Complex Concepts Simplified
- W.R.A.P. 21 Motion: In Wyoming, a post-trial mechanism to raise ineffective assistance claims while a direct appeal is pending. It allows an evidentiary hearing in the district court before appellate briefing proceeds.
- Strickland Prejudice: Even if a lawyer erred, a defendant must show a reasonable probability that, but for the error, the outcome would have been different. Courts may decide an IAC claim solely on this prong.
- Daubert Hearing: A pretrial proceeding where the judge assesses whether expert evidence is both reliable and relevant. Reliability relates to scientific soundness (testing, peer review, error rates, acceptance). Relevance/“fit” asks whether the testimony meaningfully assists the jury on the precise facts at issue.
- Rule 702 “Helpfulness” and Vouching: Expert testimony must help the jury understand evidence or decide a fact without telling the jury whom to believe. Any expert statement that effectively declares a witness truthful is inadmissible vouching.
- “No Deception Indicated” (NDI): A polygraph conclusion suggesting the examinee’s physiological responses did not indicate deception in response to a particular question. Even an NDI result may be inadmissible if it fails Rule 702 or Daubert requirements.
- “Fit” in Practice: If the charged conduct is alleged to have occurred on May 10 and August 27, a polygraph question framed about “Sunday in August” does not fit and therefore does not assist the jury in deciding the relevant facts.
Practical Guidance for Litigants
- For defense counsel:
- Do not rely on polygraphs to prove credibility at trial. Wyoming law disfavors such use and treats it as vouching.
- If considering scientific evidence, build a robust Daubert record: current literature, error rates, accepted standards, and precise linkage to the disputed facts.
- Ensure any proposed expert testimony directly addresses the acts, timeframes, and elements charged. Overly narrow or mismatched framing will fail the “fit” requirement.
- When raising IAC via Rule 21, be prepared to show not only counsel’s omission but also that the omitted motion would have been granted and outcome-altering.
- For prosecutors:
- Challenge polygraph evidence under Rule 702’s helpfulness and Daubert’s fit. Emphasize the anti-vouching doctrine.
- Where polygraphs are discussed at all, focus the court on reliability lacunae and the risks of confusing or misleading the jury.
- For trial judges:
- This opinion supports exclusion under Rule 702 where polygraph evidence is offered to bolster credibility or lacks fit, without needing to reach Rule 403.
- Explicitly analyze both “helpfulness” and “fit” in Daubert rulings to create a clear appellate record.
Conclusion
Morris crystallizes two interlocking principles of Wyoming evidence and ineffective-assistance jurisprudence.

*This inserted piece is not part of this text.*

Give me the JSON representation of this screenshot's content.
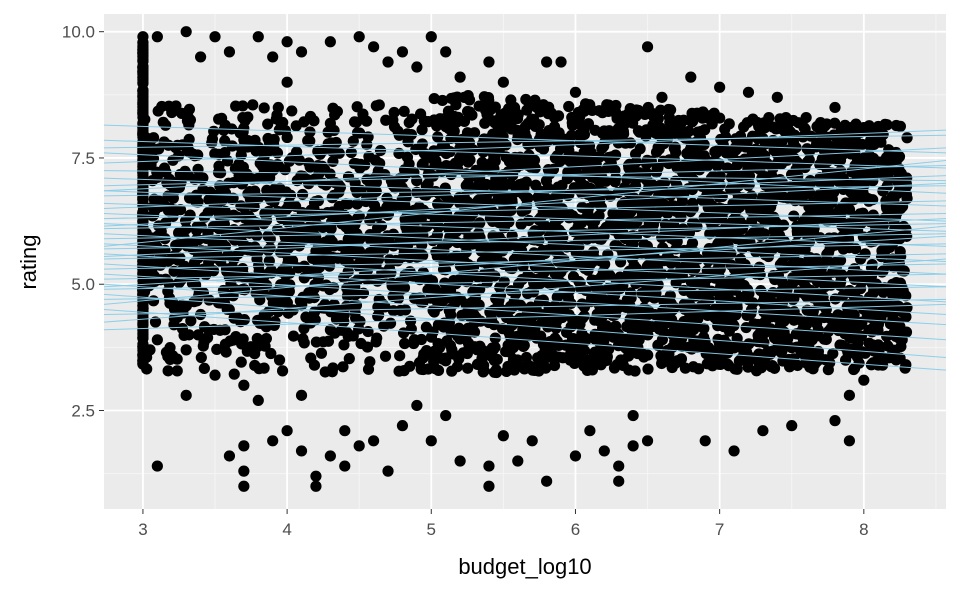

First, polygraph evidence proffered to bolster a witness’s credibility fails W.R.E. 702’s helpfulness requirement and intrudes on the jury’s exclusive province as the trier of credibility; it is inadmissible regardless of any claimed exculpatory sheen. Second, to establish Strickland prejudice from an omitted Daubert motion, a defendant must demonstrate that the evidence would have cleared Rule 702’s reliability and “fit” hurdles and that its admission likely would have changed the verdict. The defense satisfied neither requirement here: the reliability showing was incomplete, and—most decisively—the polygraph question did not match the charged conduct.
By declining to presume prejudice and anchoring its analysis in Daubert’s gatekeeping framework, the Court reinforces a disciplined approach to expert evidence and to post-conviction claims premised on omitted motions. The takeaway is clear: absent a rigorous scientific foundation and a precise linkage to the disputed facts, polygraph results remain outside the courtroom—and cannot resuscitate an ineffective-assistance claim.